DataEval for Data Scientists¶
A data scientist is focused on exploration and analysis to extract actionable insights from data. While they share the goal of building effective models with ML engineers, their role is often more exploratory and research-oriented. They are often involved in the early stages of a project:
defining the problem,
understanding the data’s potential and limitations, and
experimenting with various modeling approaches.
They are deeply involved in understanding the data, formulating hypotheses, and using statistical methods to test those hypotheses. For a data scientist, data is not just an input to a model; it is the object of study itself.
A data scientist’s workflow is centered around data preparation. DataEval provides a rich set of tools that align perfectly with the exploratory nature of this role, helping the data scientist to quickly understand, clean, and prepare data for modeling.
Key data scientist tasks and relevant DataEval functions¶
The following sections highlight some data scientist tasks along with the different DataEval tools that can be leveraged in order to accomplish the task.
Perform initial data profiling¶
Compute statistics on image properties like brightness, contrast, sharpness, and color distributions. For object detection, analyze the distributions of bounding box sizes, aspect ratios, and locations.
Use DataEval’s imagestats() to provide the necessary image statistics
on both the image and any bounding boxes.
Identify data quality issues¶
Systematically scan for problems like corrupt or unreadable image files, incorrect or missing labels, inconsistent annotation formats (e.g., COCO vs. YOLO), and misaligned bounding boxes.
Use DataEval’s labelstats() to provide the necessary label distributions
and counts as well as DataEval’s Dataset class to identify any loading or annotation
errors. DataEval also includes a Outliers class and a Duplicates
class to identify anomaly and redundant images.
Discover underlying data structures and patterns¶
Use visualization techniques to review random samples of images. Apply clustering on image embeddings (e.g., from a pre-trained model) to discover natural groupings of scenes or objects that may not be captured by the labels.
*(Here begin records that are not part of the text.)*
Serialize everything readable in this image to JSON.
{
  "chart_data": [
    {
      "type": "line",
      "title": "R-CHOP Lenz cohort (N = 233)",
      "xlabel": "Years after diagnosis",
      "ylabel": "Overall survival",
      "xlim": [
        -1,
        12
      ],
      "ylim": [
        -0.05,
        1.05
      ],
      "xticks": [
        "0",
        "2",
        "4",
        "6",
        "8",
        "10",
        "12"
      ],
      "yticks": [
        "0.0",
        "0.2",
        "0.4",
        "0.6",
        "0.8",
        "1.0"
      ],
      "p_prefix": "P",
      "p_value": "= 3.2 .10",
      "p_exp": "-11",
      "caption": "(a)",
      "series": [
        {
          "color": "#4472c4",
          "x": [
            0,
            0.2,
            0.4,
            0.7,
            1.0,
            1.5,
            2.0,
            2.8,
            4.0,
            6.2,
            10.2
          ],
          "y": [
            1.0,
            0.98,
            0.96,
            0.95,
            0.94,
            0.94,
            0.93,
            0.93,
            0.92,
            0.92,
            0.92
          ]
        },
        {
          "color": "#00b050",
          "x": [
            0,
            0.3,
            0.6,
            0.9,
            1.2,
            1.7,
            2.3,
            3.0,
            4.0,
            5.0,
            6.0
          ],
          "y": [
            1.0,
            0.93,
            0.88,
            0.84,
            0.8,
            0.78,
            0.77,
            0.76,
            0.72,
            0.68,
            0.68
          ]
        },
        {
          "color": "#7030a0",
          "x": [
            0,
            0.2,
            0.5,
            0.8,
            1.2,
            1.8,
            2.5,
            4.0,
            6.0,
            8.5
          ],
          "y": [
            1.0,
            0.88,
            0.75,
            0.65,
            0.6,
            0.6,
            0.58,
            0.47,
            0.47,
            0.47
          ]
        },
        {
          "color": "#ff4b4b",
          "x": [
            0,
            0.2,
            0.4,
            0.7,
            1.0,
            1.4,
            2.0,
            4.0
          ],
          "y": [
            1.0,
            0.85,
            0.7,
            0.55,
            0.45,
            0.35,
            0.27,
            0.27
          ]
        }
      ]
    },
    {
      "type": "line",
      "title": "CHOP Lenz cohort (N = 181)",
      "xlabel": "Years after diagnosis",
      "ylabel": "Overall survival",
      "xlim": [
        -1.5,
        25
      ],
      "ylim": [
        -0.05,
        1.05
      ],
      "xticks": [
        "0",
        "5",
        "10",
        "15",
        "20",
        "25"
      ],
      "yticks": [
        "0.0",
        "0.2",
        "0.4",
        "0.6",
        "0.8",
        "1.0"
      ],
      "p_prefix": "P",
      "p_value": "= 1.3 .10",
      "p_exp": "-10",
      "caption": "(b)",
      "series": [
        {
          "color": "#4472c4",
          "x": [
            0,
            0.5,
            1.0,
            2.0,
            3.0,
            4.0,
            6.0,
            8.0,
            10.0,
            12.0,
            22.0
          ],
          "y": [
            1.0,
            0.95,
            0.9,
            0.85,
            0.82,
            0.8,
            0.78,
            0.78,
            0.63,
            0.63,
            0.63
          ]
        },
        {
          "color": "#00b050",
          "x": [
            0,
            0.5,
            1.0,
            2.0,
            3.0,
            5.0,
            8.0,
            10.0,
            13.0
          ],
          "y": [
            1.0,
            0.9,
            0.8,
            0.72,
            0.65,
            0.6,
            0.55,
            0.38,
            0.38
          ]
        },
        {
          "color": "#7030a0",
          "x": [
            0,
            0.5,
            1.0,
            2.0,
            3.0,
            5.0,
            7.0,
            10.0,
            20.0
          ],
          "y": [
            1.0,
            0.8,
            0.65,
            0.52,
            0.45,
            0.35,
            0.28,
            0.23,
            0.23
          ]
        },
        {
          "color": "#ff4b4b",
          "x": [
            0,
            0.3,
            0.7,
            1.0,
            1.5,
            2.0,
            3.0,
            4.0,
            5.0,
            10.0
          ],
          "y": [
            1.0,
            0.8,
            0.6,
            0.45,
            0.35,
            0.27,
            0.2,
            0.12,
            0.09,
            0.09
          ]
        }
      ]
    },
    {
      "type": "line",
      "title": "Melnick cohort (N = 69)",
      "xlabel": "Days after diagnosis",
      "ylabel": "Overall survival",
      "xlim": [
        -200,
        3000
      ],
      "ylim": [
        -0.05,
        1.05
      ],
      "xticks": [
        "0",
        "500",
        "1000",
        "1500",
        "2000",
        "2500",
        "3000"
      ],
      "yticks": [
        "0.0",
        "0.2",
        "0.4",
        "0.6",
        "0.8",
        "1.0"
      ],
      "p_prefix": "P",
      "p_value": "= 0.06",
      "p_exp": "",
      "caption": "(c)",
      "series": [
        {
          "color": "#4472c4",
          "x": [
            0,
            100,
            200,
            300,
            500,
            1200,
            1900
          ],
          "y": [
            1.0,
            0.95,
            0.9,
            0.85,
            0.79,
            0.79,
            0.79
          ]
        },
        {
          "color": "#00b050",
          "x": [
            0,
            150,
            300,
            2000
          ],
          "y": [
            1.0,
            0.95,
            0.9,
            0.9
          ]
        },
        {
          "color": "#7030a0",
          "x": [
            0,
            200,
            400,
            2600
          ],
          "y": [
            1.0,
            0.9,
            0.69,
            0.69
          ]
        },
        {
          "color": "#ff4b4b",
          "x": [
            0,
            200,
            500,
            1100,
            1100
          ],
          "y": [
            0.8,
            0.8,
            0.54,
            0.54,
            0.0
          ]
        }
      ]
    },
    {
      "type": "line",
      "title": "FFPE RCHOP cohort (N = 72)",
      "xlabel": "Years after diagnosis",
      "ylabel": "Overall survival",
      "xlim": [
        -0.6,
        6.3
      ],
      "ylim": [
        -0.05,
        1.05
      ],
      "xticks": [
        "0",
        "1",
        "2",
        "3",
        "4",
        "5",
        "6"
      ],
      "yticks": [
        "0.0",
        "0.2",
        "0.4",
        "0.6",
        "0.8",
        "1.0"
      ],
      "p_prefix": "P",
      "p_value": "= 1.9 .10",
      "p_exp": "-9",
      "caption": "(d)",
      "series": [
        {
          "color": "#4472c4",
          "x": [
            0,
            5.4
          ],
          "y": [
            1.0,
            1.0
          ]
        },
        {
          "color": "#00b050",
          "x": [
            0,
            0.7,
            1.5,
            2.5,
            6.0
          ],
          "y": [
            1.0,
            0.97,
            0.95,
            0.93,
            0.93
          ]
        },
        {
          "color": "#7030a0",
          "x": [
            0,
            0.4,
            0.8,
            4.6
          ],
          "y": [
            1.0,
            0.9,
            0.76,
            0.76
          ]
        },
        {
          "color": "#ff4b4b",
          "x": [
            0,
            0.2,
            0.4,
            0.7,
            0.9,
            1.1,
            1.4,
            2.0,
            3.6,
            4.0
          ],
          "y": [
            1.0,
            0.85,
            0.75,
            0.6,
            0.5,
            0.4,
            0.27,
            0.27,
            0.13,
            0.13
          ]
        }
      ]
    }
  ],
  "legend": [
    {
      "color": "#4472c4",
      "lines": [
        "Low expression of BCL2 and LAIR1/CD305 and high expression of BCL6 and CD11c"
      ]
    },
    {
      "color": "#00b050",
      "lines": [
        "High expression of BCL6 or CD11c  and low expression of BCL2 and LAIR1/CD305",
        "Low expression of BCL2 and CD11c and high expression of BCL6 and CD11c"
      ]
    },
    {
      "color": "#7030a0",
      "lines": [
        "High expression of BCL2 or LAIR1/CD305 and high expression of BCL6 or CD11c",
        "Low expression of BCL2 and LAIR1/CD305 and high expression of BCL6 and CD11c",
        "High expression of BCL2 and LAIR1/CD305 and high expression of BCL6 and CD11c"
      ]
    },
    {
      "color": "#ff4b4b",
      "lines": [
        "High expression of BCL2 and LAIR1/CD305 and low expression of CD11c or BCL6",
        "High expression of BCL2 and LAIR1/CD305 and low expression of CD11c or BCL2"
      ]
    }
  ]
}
Use DataEval’s cluster() to group the images.
Perform statistical tests on image properties¶
Apply formal statistical tests to validate hypotheses about differences in image characteristics between data subsets (e.g., comparing the average bounding box in ‘day’ vs. ‘night’ images).
Use DataEval’s Select class to create different subsets of the dataset
that can then be compared using the results of DataEval’s imagestats()
function.
Quantify bias and representativeness¶
Use quantitative metrics to measure image metadata like class balance, background diversity, lighting conditions, and camera angles for potential biases, and dataset coverage of the operational domain.
DataEval has a set of bias metrics – balance(), diversity(), and
parity() – to identify potential shortcuts based on the metadata. It
also contains completeness() and coverage() to determine the
representativeness of the dataset.
Determine problem feasibility¶
Analyze the dataset to determine if the cleaned dataset is an adequate dataset given the problem requirements and complexity.
DataEval’s ber() and uap() functions calculate the upper performance
bound given the specific dataset. It allows for comparison of different datasets
to determine the best dataset for the problem.
Create dataset splits¶
Analyze the dataset to create a training, validation and testing subset. Ensure that each split adequately represents the target operational environment and that there are no correlations between the splits.
Datasets can be split using DataEval’s split_dataset(), which has options that
enable the user to split the data based on metadata. DataEval’s bias functions,
balance() and diversity() can help identify when there may be spurious
correlations between the splits.
Build and evaluate models¶
Train standard models to establish a performance baseline against and then train experimental and complex models to systematically evaluate model architectures.
While DataEval does not assist in the building and training of ML models, it
does contain Sufficiency which allows the user to compare model performance
of multiple models, including current model performance and predicted performance
at different amounts of data, along with the predicted model saturation point.
Analyze and interpret model errors¶
Go beyond top-line metrics to perform detailed error analysis. Visualize the false positives and false negatives to understand why the model is failing (e.g., it confuses similar objects, fails on small objects, or struggles in low light).
By combining multiple DataEval functions – Select class, imagestats(),
labelstats(), cluster(), balance(), and diversity()
– false positives and false negatives can be further analyzed.
Monitor model performance¶
Implement monitoring to track operational metrics (latency, throughput) and to detect data drift. Analyze why a model’s performance is decaying in production by comparing the distribution of image statistics (or embeddings) between the new data and the training data, then propose a retraining or calibration strategy.
DataEval has a set of drift
and out-of-distribution (OOD) detection functions, along with
divergence() and label_parity(), to identify differences between operational
and training distributions of both images and labels.